2) Mehr interdisziplinären Austausch.
Dieses Dilemma ist eigentlich in der Theologie auch ohne Existenz der HKM bekannt - deshalb sagt man ja "Glaube" und nicht "Wissen". - Richtig ist, dass die weltanschaulichen SChützengräben beide Seiten verführt haben, immer neue Waffen zu entwickeln.Thaddäus hat geschrieben:Der Glaube an eine Wortinspiration der biblischen Schriften ist der eher verzweifelte Versuch, sich diesem grundsätzlichen Dilemma zu entziehen
Davon abgesehen: Rein geistig gesehen ist "göttliche Inspiration" eine eigene Größe (auch ohne SChützengräben) - und "Wortinspiration" ist ein Thema für Habilitationen: Wort=Logos=Memra. - Allein dadurch bleibt von "Wort" im Sinne des allgemeinen Verständnisses nichts mehr übrig.

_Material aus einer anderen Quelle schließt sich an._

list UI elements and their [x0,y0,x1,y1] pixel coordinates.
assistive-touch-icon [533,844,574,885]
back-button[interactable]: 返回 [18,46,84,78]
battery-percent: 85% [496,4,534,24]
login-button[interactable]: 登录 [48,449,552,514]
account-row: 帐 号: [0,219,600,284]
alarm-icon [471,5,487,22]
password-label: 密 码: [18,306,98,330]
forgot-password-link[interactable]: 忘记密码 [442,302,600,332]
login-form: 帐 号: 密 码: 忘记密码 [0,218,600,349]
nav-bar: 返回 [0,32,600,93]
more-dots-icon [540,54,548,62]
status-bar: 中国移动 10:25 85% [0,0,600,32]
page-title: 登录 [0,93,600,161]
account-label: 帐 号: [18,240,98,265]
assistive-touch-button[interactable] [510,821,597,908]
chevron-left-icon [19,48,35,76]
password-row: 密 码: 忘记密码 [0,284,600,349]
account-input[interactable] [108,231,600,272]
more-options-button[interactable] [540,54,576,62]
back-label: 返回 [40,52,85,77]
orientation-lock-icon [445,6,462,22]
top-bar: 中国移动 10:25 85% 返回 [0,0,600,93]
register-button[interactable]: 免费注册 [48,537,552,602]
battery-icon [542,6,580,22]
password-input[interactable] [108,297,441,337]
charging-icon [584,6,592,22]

Das ist etwas differenzierter:Thaddäus hat geschrieben:Es ist auch nicht plausibel, warum Gott sich überhaupt Verfassern seiner Schriften bedient, denen er erst mühsam "diktieren" muss (wie immer man sich das vorstellen möchte). Er hätte seine Schriften auch einfach aus dem Nichts und deutlich und klar formuliert erschaffen können.
1) Jede Offenbarung (= alles, was uns in unserer Wahrnehmung zugänglich) ist der Kontamination ausgesetzt, sobald es im dialektischen Raum ist, zu dem der Mensch und somit dessen Finger beim Schreiben gehören-
2) Der Sinn von Offenbarungen ist es, dass der Mensch alles prüft und das Gute ERKENNT (= es wird nichts vorgesetzt, sondern muss geistig individuell erkämpft werden).
3) "Wortinspiration" heißt nicht, dass jedes Wort in der Bibel wahr ist - das sagt sogar die RKK (ich weiß nicht, ob ich das im Katechismus oder woanders gelesen habe). - Jedenfalls steht da, dass es sich nur auf die Grundpfeiler des Glaubens bezieht - und nicht darauf, ob die Drei Typen aus dem Morgenland Könige, Weise oder überhaupt "real" existent waren.
4) "Alles Vergängliche ist nur ein Gleichnis" (Goethe). - Die Bibel ist ein Gleichnis/eine Offenbarung/eine Chiffre "für etwas" - wichtig: Ob eine Chiffre historischer oder metaphorischer Natur ist, ist komplett egal - beides ist möglich. - Insofern tanzen in der Bibel historische und metaphorische Chiffren miteinander - eine Herausforderung für die HKM.
5) In der Bibel geht es ausschließlich darum, wofür diese Chiffren stehen - die Chiffren selbst sind zweitrangig - was (und somit schließt sich der Kreis) die Theologie nur sekundär um Historisch-Kritisches kümmert - es ist zwar wichtig, aber nicht entscheidend. - Aber das erkennt man halt nur, wenn man überhaupt weiß, was "geistig" ist!